2. Collège Beauce-Appalaches
Formation de techniciennes et techniciens habiles à fournir l'encadrement de premier niveau requis dans les entreprises industrielles et manufacturières au niveau de la production :
o séquence d'opération ;
o programmation de niveau intermédiaire ;
o programme d'entretien préventif ;
o planification de production ;
o fabrication assistée ;
o optimisation des logiciels ;
o lien "production-gestion" ;
o etc.
3. Les universités partenaires (Laval et Trois-Rivières)
Des ressources du Centre universitaire des Appalaches contribueront par des recherches appliquées au développement régional dans des secteurs ou des entreprises industrielles que ce soit en gestion, en production ou en commercialisation.
4. Comité école-entreprises
Les leaders industriels des secteurs impliqués dans la mission du centre ont mis sur pied, en collaboration avec les partenaires du projet, un groupe école-entreprises dont les champs de préoccupation principaux seraient :
o conception architecturale et fonctionnelle du projet ;
o plan de dotation des équipements ;
o analyse des besoins de formation ;
o développement des formateurs en entreprise ;
o élaboration d'outils de sélection de personnel ;
o formation sur mesure en entreprise et en institution ;
o conception et préparation des programmes ;
o formation institutionnelle dispensée en entreprise ;
o stage d'intégration dans les entreprises ;
o support technique à l'entreprise ;
o etc.
La réussite du projet dans la mission essentielle que constitue l'atteinte des objectifs qui ontété définis repose, pour une très large part, sur l'efficacité du Comité école-entreprises.

 

UN CENTRE UNIQUE AU CANADA (automne 1994)

Caractères innovateurs
  1. Il s’agit d’une école-usine toute orientée vers la conception, la construction, l’informatisation, l’automatisation, l’opération et l’entretien des équipements de production ;
  2. il est construit et aménagé sur le principe de l’atelier flexible ;
  3. il regroupe, en un même lieu et en une même équipe, des enseignants du secondaire, des professeurs du collégial, des chercheurs universitaires, des conseillers en formation de main-d’œuvre, des conseillers en innovation technologique, des conseillers en transfert technologique, etc. ;
  4. il est sous gestion unique établie sur base de protocoles entre trois institutions: la Commission scolaire de la Beauce-Etchemin, le Cégep Beauce-Appalaches et le Centre universitaire des Appalaches ;
  5. il est chauffé, ventilé et partiellement climatisé par un système géothermique bimodal et l’on y utilise des capteurs solaires de grande surface ;
  6. il est doté d'un système domotique contrôlant l'éclairage ;
  7. tout l’ensemble thermique est placé sous contrôle monitorisé et est objet d’une étude scientifique de la part de l’École de technologie supérieure du Québec ;
  8. l’ensemble de différents enseignements et services offerts aux entreprises est centré sur la chaîne de production des P.M.E. ;
  9. les coûts de construction ont été inférieurs par 10% aux coûts normalisés en vigueur au Québec grâce au concept et aux procédés architecturaux (atelier flexible et construction modulaire).
LE CONCEPTEUR
Le projet du CIMIC est issu d’un plan stratégique de développement de l’éducation en Beauce établi de 1988 à 1991, au sein d’un comité de concertation formé des dirigeants des institutions et des établissements de formation du territoire.
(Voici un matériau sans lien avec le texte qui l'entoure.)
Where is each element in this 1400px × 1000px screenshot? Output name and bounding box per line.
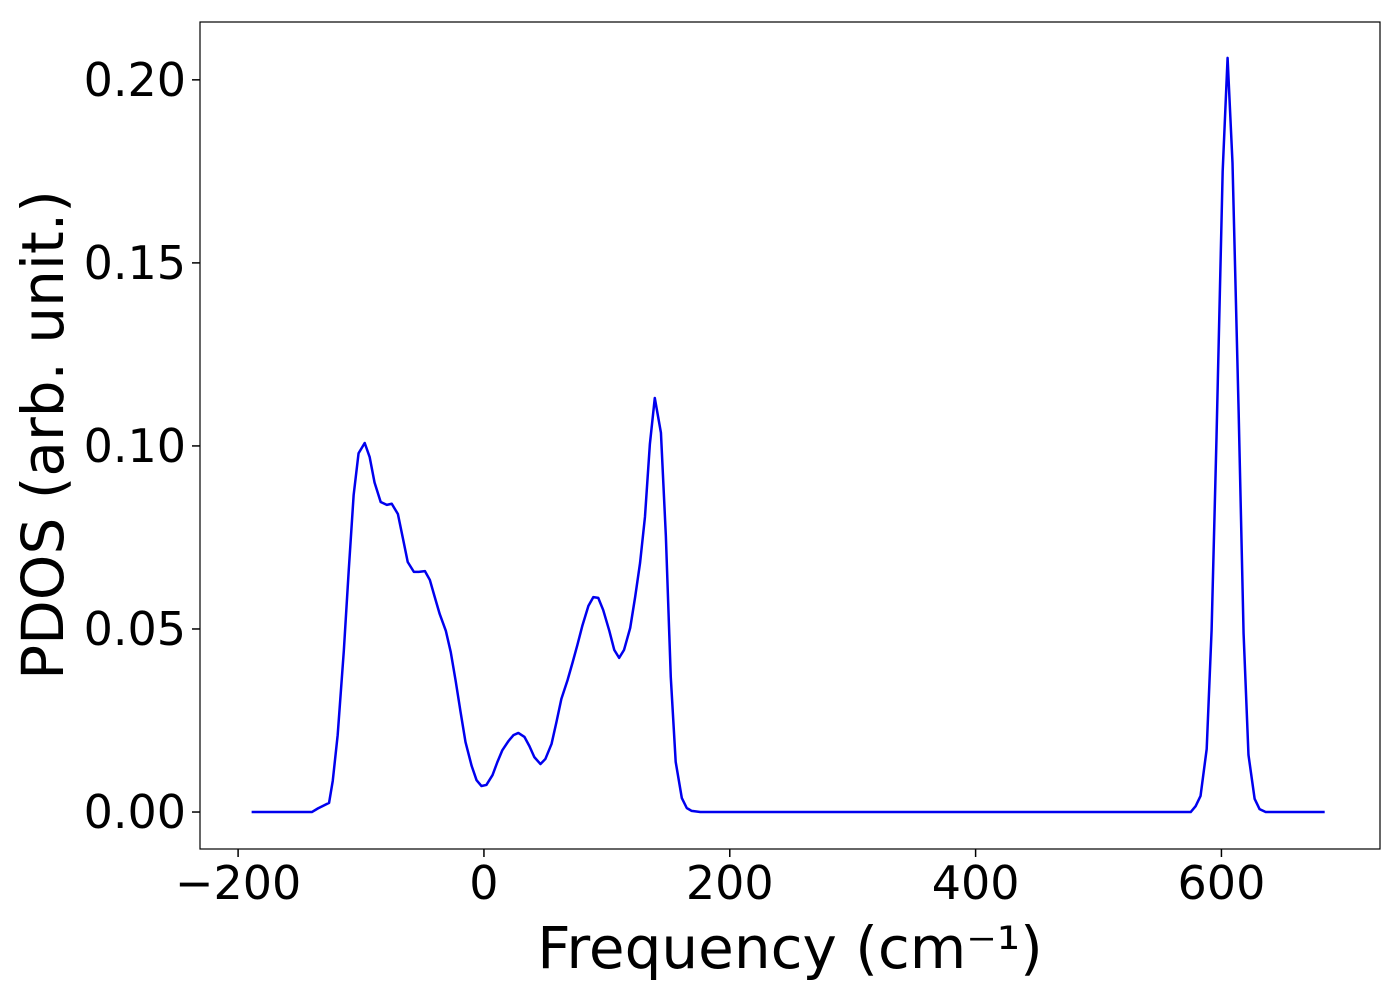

Le CIMIC se veut une réponse adéquate aux impératifs de productivité et de modernité que les marchés domestiques et extérieurs imposent aux P.M.E. qui forment la trame et le fil du tissu économique régional.
  • Les concepteurs fonctionnel et architectural du CIMIC se fondent sur la notion de l’atelier flexible et intégré regroupant des équipements didactiques lourds ; des ateliers-serveurs situés en périphérie répondent aux exigences de la polyvalence et de la flexibilité.

    Nous nous sommes inspirés de semblables établissements en Europe et aux Etats-Unis ; d’autre part, les plus modernes entreprises manufacturières québécoises ont contribué de façon significative à échafauder notre concept.

    À celles et ceux qui ont collaboré à la conception, à la promotion et à la réalisation du CIMIC, cordiaux mercis ; nous avions besoin que chacun pose sa pierre pour réussir ensemble.